Par Justin Favrod le 28.07.2011 à 23:00

Un chauffeur a reçu un blâme de la direction des TL. Les actions de soutien s’enchaînent.

Il se peut que la direction des Transports publics de la région lausannoise (TL) s’en morde les doigts. Mais elle ne pipe mot. Cela commence en décembre 2010. Un membre du SEV, syndicat du personnel des transports, Aïssam Echchorfi, se voit reprocher ses actions de mobilisation par SMS, par courriers électroniques et par Facebook. Il reçoit un blâme avec menace de licenciement et ne bénéficie pas d’une augmentation à laquelle il avait droit en raison de son ancienneté.

Alors que le chauffeur TL recourt aux Prud’hommes, l’affaire prend une tournure politique: le SEV entend protéger son délégué, réputé pour sa pugnacité et populaire dans l’entreprise. Les premières négociations internes ne donnent rien. Le syndicat demande en vain et constamment l’intervention du comité directeur où siègent des élus de gauche.

Depuis, les actions publiques se multiplient. La dernière en date remonte à la semaine passée: chacun peut aller chercher une lettre sur le site du SEV et l’envoyer à son destinataire: le président du Conseil d’Etat, Pascal Broulis. La missive lui demande d’intervenir auprès des TL pour défendre la liberté syndicale. Ce n’est qu’un épisode.

Cascade d’actions
Le 1er mai, une banderole du cortège de la Fête du travail à Lausanne est dédiée à Aïssam Echchorfi. Peu après une pétition munie de 1020 signatures est remise à Anne-Marie Depoisier, présidente du conseil d’administration des TL et députée socialiste. Le 10 mai, une interpellation urgente suivie d’une résolution au Conseil communal de Lausanne est développée par deux élus syndicalistes. Le 12 mai, des tracts sont remis aux actionnaires des TL à la sortie de leur assemblée. Le 23 juin, séance de conciliation et petite manifestation sur la place Saint-François avec affichettes dans les bus.

Et ça continue le 27 juin: rassemblement devant le Tribunal des Prud’hommes. Début juillet, une grande affiche de soutien est collée près du dépôt TL de Perrelet. Enfin, le syndicat organise une manifestation à Malley le 14 juillet dans le cadre de la Gymnaestrada, avec distribution de tracts. Et le président de la section TL du SEV, Johan Pain, promet des actions «plus musclées» à la rentrée.

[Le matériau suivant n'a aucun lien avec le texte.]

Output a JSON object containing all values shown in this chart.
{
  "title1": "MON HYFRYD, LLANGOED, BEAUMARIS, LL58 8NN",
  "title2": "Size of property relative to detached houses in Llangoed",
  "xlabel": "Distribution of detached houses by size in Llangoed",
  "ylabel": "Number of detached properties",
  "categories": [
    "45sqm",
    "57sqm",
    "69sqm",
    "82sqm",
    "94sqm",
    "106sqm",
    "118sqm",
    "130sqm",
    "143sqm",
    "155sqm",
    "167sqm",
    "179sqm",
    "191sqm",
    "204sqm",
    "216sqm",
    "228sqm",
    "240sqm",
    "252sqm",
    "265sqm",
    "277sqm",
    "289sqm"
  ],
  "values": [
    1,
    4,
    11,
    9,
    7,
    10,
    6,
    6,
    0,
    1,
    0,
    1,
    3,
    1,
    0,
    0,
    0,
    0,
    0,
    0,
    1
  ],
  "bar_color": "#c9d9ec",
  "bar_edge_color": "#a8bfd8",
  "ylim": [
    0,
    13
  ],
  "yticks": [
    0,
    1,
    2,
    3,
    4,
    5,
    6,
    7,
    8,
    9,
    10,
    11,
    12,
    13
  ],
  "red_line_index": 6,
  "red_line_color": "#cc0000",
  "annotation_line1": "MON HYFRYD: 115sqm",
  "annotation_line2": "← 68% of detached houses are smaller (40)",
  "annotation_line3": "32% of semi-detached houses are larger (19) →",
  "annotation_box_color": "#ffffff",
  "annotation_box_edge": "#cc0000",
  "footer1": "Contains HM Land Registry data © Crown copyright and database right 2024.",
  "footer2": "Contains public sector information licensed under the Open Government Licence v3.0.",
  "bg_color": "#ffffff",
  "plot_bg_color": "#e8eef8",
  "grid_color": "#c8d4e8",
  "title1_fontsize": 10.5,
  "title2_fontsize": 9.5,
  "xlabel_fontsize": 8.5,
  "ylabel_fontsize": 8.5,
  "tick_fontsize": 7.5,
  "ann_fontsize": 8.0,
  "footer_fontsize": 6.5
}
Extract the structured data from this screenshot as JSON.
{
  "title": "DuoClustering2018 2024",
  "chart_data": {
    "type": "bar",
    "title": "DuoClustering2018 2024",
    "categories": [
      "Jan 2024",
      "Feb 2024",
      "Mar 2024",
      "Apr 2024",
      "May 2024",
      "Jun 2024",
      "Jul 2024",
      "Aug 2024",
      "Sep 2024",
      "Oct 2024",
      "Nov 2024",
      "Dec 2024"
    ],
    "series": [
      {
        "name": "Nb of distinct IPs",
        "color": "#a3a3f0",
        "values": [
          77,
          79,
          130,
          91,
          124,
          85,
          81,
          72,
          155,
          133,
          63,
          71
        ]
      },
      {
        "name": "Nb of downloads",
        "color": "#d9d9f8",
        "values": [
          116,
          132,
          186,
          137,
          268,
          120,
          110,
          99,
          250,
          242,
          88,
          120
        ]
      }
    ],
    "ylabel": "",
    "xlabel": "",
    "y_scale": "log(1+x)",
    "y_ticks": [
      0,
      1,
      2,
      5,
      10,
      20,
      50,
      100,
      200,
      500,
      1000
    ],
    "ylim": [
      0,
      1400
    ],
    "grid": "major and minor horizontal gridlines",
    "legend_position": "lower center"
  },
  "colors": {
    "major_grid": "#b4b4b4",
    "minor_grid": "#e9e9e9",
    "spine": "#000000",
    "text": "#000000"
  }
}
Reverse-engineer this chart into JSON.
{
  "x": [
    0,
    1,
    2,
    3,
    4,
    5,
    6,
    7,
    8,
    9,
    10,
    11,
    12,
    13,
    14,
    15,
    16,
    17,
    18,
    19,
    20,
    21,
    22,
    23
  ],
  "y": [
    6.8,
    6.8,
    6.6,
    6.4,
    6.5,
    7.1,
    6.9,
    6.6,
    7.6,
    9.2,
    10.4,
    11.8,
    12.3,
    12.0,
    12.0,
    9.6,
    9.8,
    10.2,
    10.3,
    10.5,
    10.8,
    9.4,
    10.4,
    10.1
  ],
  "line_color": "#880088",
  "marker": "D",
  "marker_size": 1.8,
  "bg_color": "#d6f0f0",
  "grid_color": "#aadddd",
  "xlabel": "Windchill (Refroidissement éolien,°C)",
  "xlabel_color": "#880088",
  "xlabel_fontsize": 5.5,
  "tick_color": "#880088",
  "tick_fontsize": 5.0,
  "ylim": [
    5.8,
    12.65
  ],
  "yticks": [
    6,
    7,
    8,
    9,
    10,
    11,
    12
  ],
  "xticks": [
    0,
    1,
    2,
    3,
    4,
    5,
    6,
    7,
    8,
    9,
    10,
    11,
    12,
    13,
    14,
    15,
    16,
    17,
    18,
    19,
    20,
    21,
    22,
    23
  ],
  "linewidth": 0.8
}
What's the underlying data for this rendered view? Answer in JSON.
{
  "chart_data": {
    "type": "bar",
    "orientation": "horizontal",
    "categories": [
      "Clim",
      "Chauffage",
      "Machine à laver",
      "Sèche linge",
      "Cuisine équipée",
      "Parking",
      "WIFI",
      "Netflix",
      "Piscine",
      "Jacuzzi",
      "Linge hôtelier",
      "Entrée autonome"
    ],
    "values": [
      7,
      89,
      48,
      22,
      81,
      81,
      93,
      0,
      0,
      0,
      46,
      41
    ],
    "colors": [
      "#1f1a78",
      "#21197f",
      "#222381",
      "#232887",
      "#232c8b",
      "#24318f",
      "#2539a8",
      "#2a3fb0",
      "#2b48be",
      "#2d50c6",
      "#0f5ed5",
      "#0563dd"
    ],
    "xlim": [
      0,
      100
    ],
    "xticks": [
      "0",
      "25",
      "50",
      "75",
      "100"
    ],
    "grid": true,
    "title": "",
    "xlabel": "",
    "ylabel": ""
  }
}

Au TL, la porte-parole Michelle Bohin insiste: «Il ne s’agit nullement d’un conflit avec le syndicat, mais bien d’une affaire de personnel et nous ne communiquons pas sur ces questions, d’autant moins lorsqu’elles font l’objet d’une procédure judiciaire. C’est aux juges de trancher.» Anne-Marie Depoisier dit en écho: «Laissons donc faire la justice.»

Le syndic de Lausanne, Daniel Brélaz, a défendu les TL en mai au Conseil communal: «Les droits des activités syndicales doivent être possibles en toute liberté. Mais cela implique des comportements corrects à l’égard de ses collègues.» Contrecoup de cette politisation ou rejet des méthodes d’Aïssam Echchorfi? Une dizaine de membres du syndicat ont démissionné ces derniers temps.

Cela ne décourage pas le moins du monde le syndicat SEV. Pour lui, les TL reprochent au chauffeur d’être un syndicaliste trop actif. Cette affaire est clairement politique, pas judiciaire. L’avocat du syndicaliste et député d’A Gauche toute!, Jean-Michel Dolivo, interprète: «A mon sens, c’est un nouvel épisode du long bras de fer entre les TL et le SEV.»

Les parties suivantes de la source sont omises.